Em Espanha, no ano de 1992, foi inaugurado o primeiro troço da rede de Alta Velocidade executada em bitola europeia, ligando Madrid a Sevilha. Atualmente, as linhas de alta velocidade no país vizinho já chegam à maioria das principais cidades do país. Para além disso, a rede de alta velocidade espanhola já está ligada à rede francesa através de uma ligação na Catalunha. Os comboios que efetuam rotas internacionais já não necessitam de parar na fronteira, possibilitando ligações entre Barcelona-Lyon e Madrid-Marselha. Está também em construção uma outra ligação através do País Basco, que irá permitir uma segunda ligação a França em bitola europeia.

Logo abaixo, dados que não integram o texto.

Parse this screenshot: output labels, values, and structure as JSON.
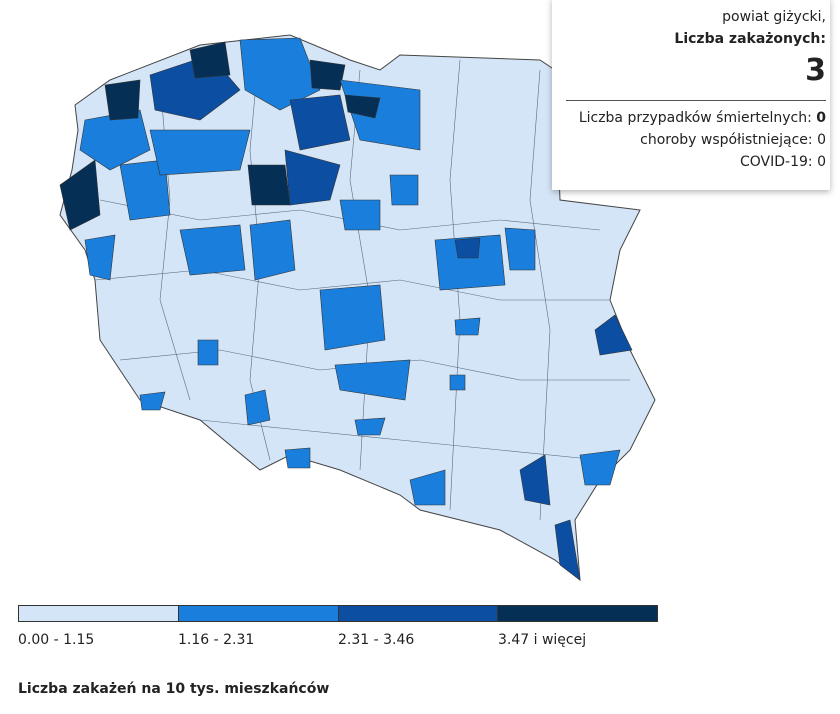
{
  "tooltip": {
    "region": "powiat giżycki,",
    "cases_label": "Liczba zakażonych:",
    "cases": 3,
    "deaths_label": "Liczba przypadków śmiertelnych:",
    "deaths": 0,
    "comorbid_label": "choroby współistniejące:",
    "comorbid": 0,
    "covid_label": "COVID-19:",
    "covid": 0
  },
  "legend": {
    "title": "Liczba zakażeń na 10 tys. mieszkańców",
    "items": [
      {
        "label": "0.00 - 1.15",
        "color": "#d4e5f8"
      },
      {
        "label": "1.16 - 2.31",
        "color": "#1a7fdc"
      },
      {
        "label": "2.31 - 3.46",
        "color": "#0b4ea2"
      },
      {
        "label": "3.47 i więcej",
        "color": "#062f55"
      }
    ]
  }
}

Espanha já tem mais de 3000 km em bitola europeia e será uma questão de tempo até que a grande maioria das linhas de caminho de ferro migrem para a bitola ibérica. Esta expansão da alta velocidade tem vindo a ser efetuada de uma forma faseada. O país vizinho possui comboios de alta-velocidade bi-bitola, recorrendo a intercambiadores, ou seja, estão concebidos, a percorrer as novas linhas, assim como as antigas.

Por razões históricas, as linhas de caminho de ferro existentes nos Estados Bálticos (Estónia, Letónia e Lituânia) são de bitola russa, o que faz com que estes três países estejam desconectados das restantes linhas ferroviárias da União Europeia. Visando quebrar este isolamento, os três estados bálticos ratificaram, em 2017, o acordo Rail Baltica que preconiza a construção de uma linha de alta velocidade que irá ligar as principais cidades destes países à Polónia promovendo a interligação dos estados Bálticos à rede europeia ferroviária. Está prevista a inauguração da Rail Baltica para 2030.

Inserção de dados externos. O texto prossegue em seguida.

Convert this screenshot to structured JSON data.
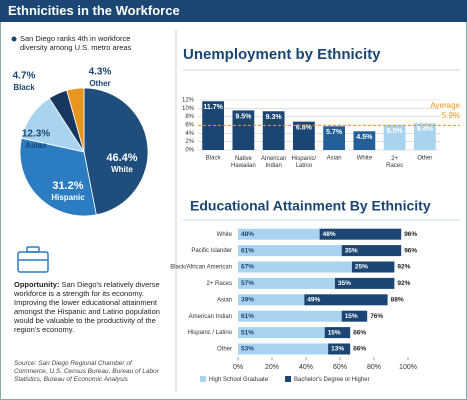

Face às realidades acima relatadas, a defesa da opção da bitola ibérica em Portugal em detrimento da bitola europeia é reveladora das ideias retrógradas ou negligentes dos decisores políticos, já que condenam o país ao isolamento ferroviário, contrariamente às boas práticas adotadas por alguns dos nossos parceiros europeus.

Do que Portugal carece é de comboios que percorram a linha de bitola europeia de alta velocidade e linhas convencionais, com o recurso a comboios bi-bitola e intercambiadores. Estes intercambiadores poderiam ser colocados à medida que a rede de bitola europeia fosse crescendo, aproveitando assim os recursos existentes e futuros. Se adotássemos a bitola europeia nas novas linhas a construir, estaríamos a apostar no futuro da competitividade e da modernização da nossa economia no seio da União Europeia.

Aliás, a Comissão Europeia defende que todas as novas linhas ferroviárias a construir sejam executadas de acordo com a bitola europeia e que as linhas existentes com bitolas diferentes sejam adaptadas, como é o caso de Portugal, com a bitola ibérica e dos Estados Bálticos, com a bitola russa, de modo a que se possa circular em todo o continente com a mesma bitola indo ao encontro do objetivo definido por Bruxelas, que passa por “criar uma rede europeia unificada”.

Neste contexto, é urgente que o país aproveite os meios existentes e aceda a financiamentos específicos disponibilizados pela União Europeia para este efeito, de modo a poder vir a utilizar as duas bitolas em simultâneo otimizando os nossos recursos.